After a sleepless neverend night, I stayed up and bored on the black leather couch with my roommates cat waltzing in-an-out-an-in-an-out still confused at his relatively recent move to our war-zone clone of a home.. poor bastard of a cat, names Tonic.. has a bred sister named Gin.. drink a cup of joseph trying to finish illegal-pirate of newest Splinter Cell (sadly o'sad it demands too much on the vide-ah card and lags all creative and bleepy) all the steam from my shit-preground coffee in'ah French press doves upward to the window and the clouds sifting leftward westward shimmer and drip.. I contemplate concerta to stay perked-out and take a shower, pop just that, XL release concerta.. not sleeping makes it strangest experience, uncomfortable at first.. pressures in lower jaw, electric tightness at tips of front teeth and I talk myself down on the 6 to Royal Oak Exchange via Downtown all freaky-vibed anxieties about my blurring vision and perhaps eternal cross-eyes I avoid looking at reflections cus they father me out of my bedroom, warm sanity.. warm seance dance-arounds-a'naked-and-praise.. I feel okay now, though. Better than okay, I feel elated and awake as if I slept a solid 9-some hours and Alex to left writing stories of horse-drawn labor with Petter on Skype telling tales of his not-so-gladness to be home in Norway for another 3-weeks.

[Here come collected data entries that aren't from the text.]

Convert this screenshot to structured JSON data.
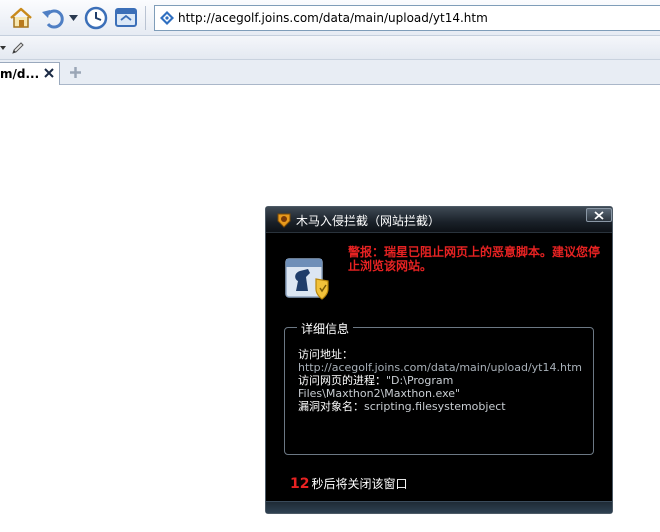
{
  "toolbar": {
    "home_icon": "home-icon",
    "back_icon": "undo-arrow-icon",
    "history_icon": "clock-icon",
    "screen_icon": "window-icon"
  },
  "address": {
    "url": "http://acegolf.joins.com/data/main/upload/yt14.htm"
  },
  "tabs": [
    {
      "label": "m/d...",
      "close_icon": "close-icon"
    }
  ],
  "dialog": {
    "title": "木马入侵拦截（网站拦截）",
    "warning": "警报：瑞星已阻止网页上的恶意脚本。建议您停止浏览该网站。",
    "details_legend": "详细信息",
    "details": {
      "address_label": "访问地址：",
      "address_value": "http://acegolf.joins.com/data/main/upload/yt14.htm",
      "process_label": "访问网页的进程：",
      "process_value": "\"D:\\Program Files\\Maxthon2\\Maxthon.exe\"",
      "object_label": "漏洞对象名：",
      "object_value": "scripting.filesystemobject"
    },
    "countdown_number": "12",
    "countdown_text": "秒后将关闭该窗口"
  },
  "colors": {
    "warning_red": "#e62222",
    "dialog_bg": "#000000"
  }
}
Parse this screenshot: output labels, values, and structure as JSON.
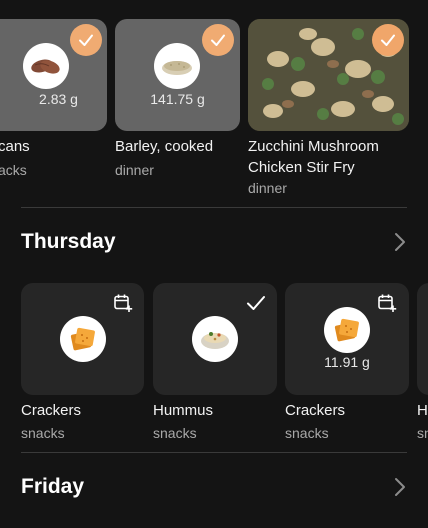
{
  "top_row": {
    "items": [
      {
        "name": "cans",
        "meal": "acks",
        "amount": "2.83 g",
        "food_icon": "pecans-icon",
        "status_icon": "check-badge-icon"
      },
      {
        "name": "Barley, cooked",
        "meal": "dinner",
        "amount": "141.75 g",
        "food_icon": "barley-icon",
        "status_icon": "check-badge-icon"
      },
      {
        "name_line1": "Zucchini Mushroom",
        "name_line2": "Chicken Stir Fry",
        "meal": "dinner",
        "food_icon": "stir-fry-photo",
        "status_icon": "check-badge-icon"
      }
    ]
  },
  "sections": [
    {
      "title": "Thursday",
      "items": [
        {
          "name": "Crackers",
          "meal": "snacks",
          "amount": "",
          "food_icon": "crackers-icon",
          "status_icon": "calendar-add-icon"
        },
        {
          "name": "Hummus",
          "meal": "snacks",
          "amount": "",
          "food_icon": "hummus-icon",
          "status_icon": "check-icon"
        },
        {
          "name": "Crackers",
          "meal": "snacks",
          "amount": "11.91 g",
          "food_icon": "crackers-icon",
          "status_icon": "calendar-add-icon"
        },
        {
          "name": "H",
          "meal": "sn",
          "food_icon": "",
          "status_icon": ""
        }
      ]
    },
    {
      "title": "Friday",
      "items": []
    }
  ],
  "colors": {
    "background": "#141414",
    "card": "#262626",
    "accent": "#f0a66a",
    "divider": "#3a3a3a"
  }
}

A group of hearty-look hardly-look investors in stock business pajamas march past in strange rabble on way, perhaps, to next coffee joint down road. The unfamiliar block next to window I sit near seems as mysterious in existence as Diagon Alley.. where in the fuckssakes is it, exactly? I once ventured to find out and came across library courtyard I tagged as future-reading locale. The hungry sun above was at snowblind potential and eating away at my lack of protected retinas. I've stopped worrying about protection as it all dis-integrates equally careful.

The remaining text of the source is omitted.